The bond market has grown increasingly anxious this week as two U.S. government-debt auctions were met with weak demand ahead of key data from the Fed’s preferred inflation gauge due Friday.
Setting the stage in more dramatic fashion than usual this week, Treasury yields spiked to begin the shortened trading week, pushing prices down nearly 3%, as measured by the bond market proxy iShares 20+ Year Treasury Bond ETF (TLT).
TLT's price rebounded higher Thursday as investors weighed a report from the Bureau of Economic Analysis (BEA) that revised Q1 real gross domestic product (GDP) growth to 1.3%, a lower figure than the first estimate of 1.6%.
When the BEA releases the April Personal Expenditures Price Index (PCE) report Friday morning, long-term bond investors will be watching and hoping for signs that inflation has resumed its path down toward the Fed’s 2% target.
The Cleveland Fed’s “Nowcast,” which follows a set of real-time estimates for various inflation metrics, currently predicts a monthly increase of 0.10%, down from 0.3% in March, and a yearly increase of 2.7%.

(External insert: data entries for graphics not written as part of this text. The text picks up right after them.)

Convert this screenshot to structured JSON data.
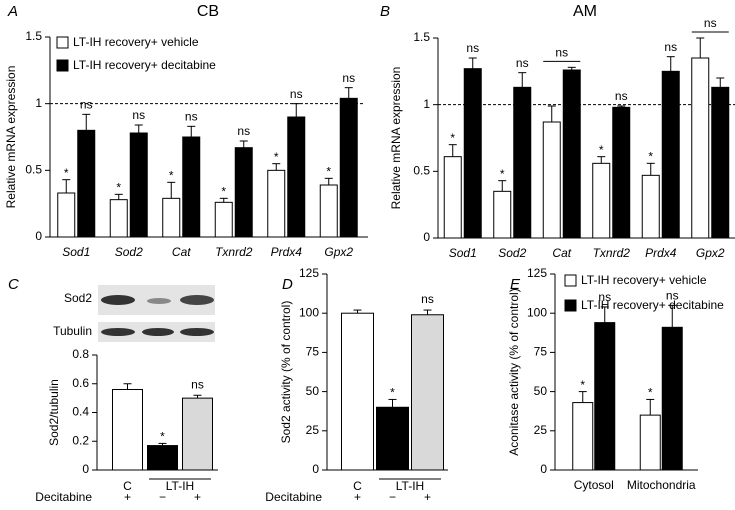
{
  "chart_data": [
    {
      "panel_label": "A",
      "type": "bar",
      "title": "CB",
      "ylabel": "Relative mRNA expression",
      "categories": [
        "Sod1",
        "Sod2",
        "Cat",
        "Txnrd2",
        "Prdx4",
        "Gpx2"
      ],
      "category_style": "italic",
      "series": [
        {
          "name": "LT-IH recovery+ vehicle",
          "color": "#ffffff",
          "values": [
            0.33,
            0.28,
            0.29,
            0.26,
            0.5,
            0.39
          ],
          "errors": [
            0.1,
            0.04,
            0.12,
            0.03,
            0.05,
            0.05
          ],
          "annotations": [
            "*",
            "*",
            "*",
            "*",
            "*",
            "*"
          ]
        },
        {
          "name": "LT-IH recovery+ decitabine",
          "color": "#000000",
          "values": [
            0.8,
            0.78,
            0.75,
            0.67,
            0.9,
            1.04
          ],
          "errors": [
            0.12,
            0.06,
            0.08,
            0.05,
            0.1,
            0.08
          ],
          "annotations": [
            "ns",
            "ns",
            "ns",
            "ns",
            "ns",
            "ns"
          ]
        }
      ],
      "ylim": [
        0,
        1.5
      ],
      "yticks": [
        0,
        0.5,
        1,
        1.5
      ],
      "reference_line": 1,
      "legend": "top-left"
    },
    {
      "panel_label": "B",
      "type": "bar",
      "title": "AM",
      "ylabel": "Relative mRNA expression",
      "categories": [
        "Sod1",
        "Sod2",
        "Cat",
        "Txnrd2",
        "Prdx4",
        "Gpx2"
      ],
      "category_style": "italic",
      "series": [
        {
          "color": "#ffffff",
          "values": [
            0.61,
            0.35,
            0.87,
            0.56,
            0.47,
            1.35
          ],
          "errors": [
            0.09,
            0.08,
            0.12,
            0.05,
            0.09,
            0.15
          ],
          "annotations": [
            "*",
            "*",
            null,
            "*",
            "*",
            null
          ]
        },
        {
          "color": "#000000",
          "values": [
            1.27,
            1.13,
            1.26,
            0.98,
            1.25,
            1.13
          ],
          "errors": [
            0.08,
            0.11,
            0.02,
            0.01,
            0.11,
            0.07
          ],
          "annotations": [
            "ns",
            "ns",
            "ns",
            "ns",
            "ns",
            "ns"
          ]
        }
      ],
      "ylim": [
        0,
        1.5
      ],
      "yticks": [
        0,
        0.5,
        1,
        1.5
      ],
      "reference_line": 1
    },
    {
      "panel_label": "C",
      "type": "bar",
      "ylabel": "Sod2/tubulin",
      "blot_labels": [
        "Sod2",
        "Tubulin"
      ],
      "categories": [
        "C",
        "LT-IH",
        null
      ],
      "values": [
        0.56,
        0.17,
        0.5
      ],
      "errors": [
        0.04,
        0.015,
        0.02
      ],
      "colors": [
        "#ffffff",
        "#000000",
        "#d9d9d9"
      ],
      "annotations": [
        null,
        "*",
        "ns"
      ],
      "treatment_label": "Decitabine",
      "treatment": [
        "+",
        "−",
        "+"
      ],
      "ylim": [
        0,
        0.8
      ],
      "yticks": [
        0,
        0.2,
        0.4,
        0.6,
        0.8
      ]
    },
    {
      "panel_label": "D",
      "type": "bar",
      "ylabel": "Sod2 activity (% of control)",
      "categories": [
        "C",
        "LT-IH",
        null
      ],
      "values": [
        100,
        40,
        99
      ],
      "errors": [
        2,
        5,
        3
      ],
      "colors": [
        "#ffffff",
        "#000000",
        "#d9d9d9"
      ],
      "annotations": [
        null,
        "*",
        "ns"
      ],
      "treatment_label": "Decitabine",
      "treatment": [
        "+",
        "−",
        "+"
      ],
      "ylim": [
        0,
        125
      ],
      "yticks": [
        0,
        25,
        50,
        75,
        100,
        125
      ]
    },
    {
      "panel_label": "E",
      "type": "bar",
      "ylabel": "Aconitase activity (% of control)",
      "categories": [
        "Cytosol",
        "Mitochondria"
      ],
      "series": [
        {
          "name": "LT-IH recovery+ vehicle",
          "color": "#ffffff",
          "values": [
            43,
            35
          ],
          "errors": [
            7,
            10
          ],
          "annotations": [
            "*",
            "*"
          ]
        },
        {
          "name": "LT-IH recovery+ decitabine",
          "color": "#000000",
          "values": [
            94,
            91
          ],
          "errors": [
            10,
            14
          ],
          "annotations": [
            "ns",
            "ns"
          ]
        }
      ],
      "ylim": [
        0,
        125
      ],
      "yticks": [
        0,
        25,
        50,
        75,
        100,
        125
      ],
      "legend": "top-left"
    }
  ]
}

If these forecasts hold, Friday’s PCE inflation data could provide some temporary relief for battle-tested TLT investors, but if there’s any surprise to the upside, bond prices may resume their decline.
TLT’s Volatile Price History
TLT’s price has a volatile history. It was just seven months ago that the three-year bear market for bonds ended as Treasury yields retreated and prices resumed their long-awaited climb.
By late October, TLT had fallen a brutal 50% from its July 2020 peak. From the October trough, TLT climbed over 20% to end 2023. This year, TLT’s price has retreated 10% as inflation has remained higher for longer than expected.
But it’s this volatility that is reflected in TLT’s interest rate sensitivity, which is the reason many investors have been attracted to the long-term Treasury bond ETF. When interest rates are falling, or the market expects them to fall imminently, bond prices will rise, and the longer the duration of a bond, the greater the price appreciation.
Thus, for many investors, investing in TLT is a bet that inflation will cool as the economy slows, providing sufficient support for the Federal Reserve to cut interest rates.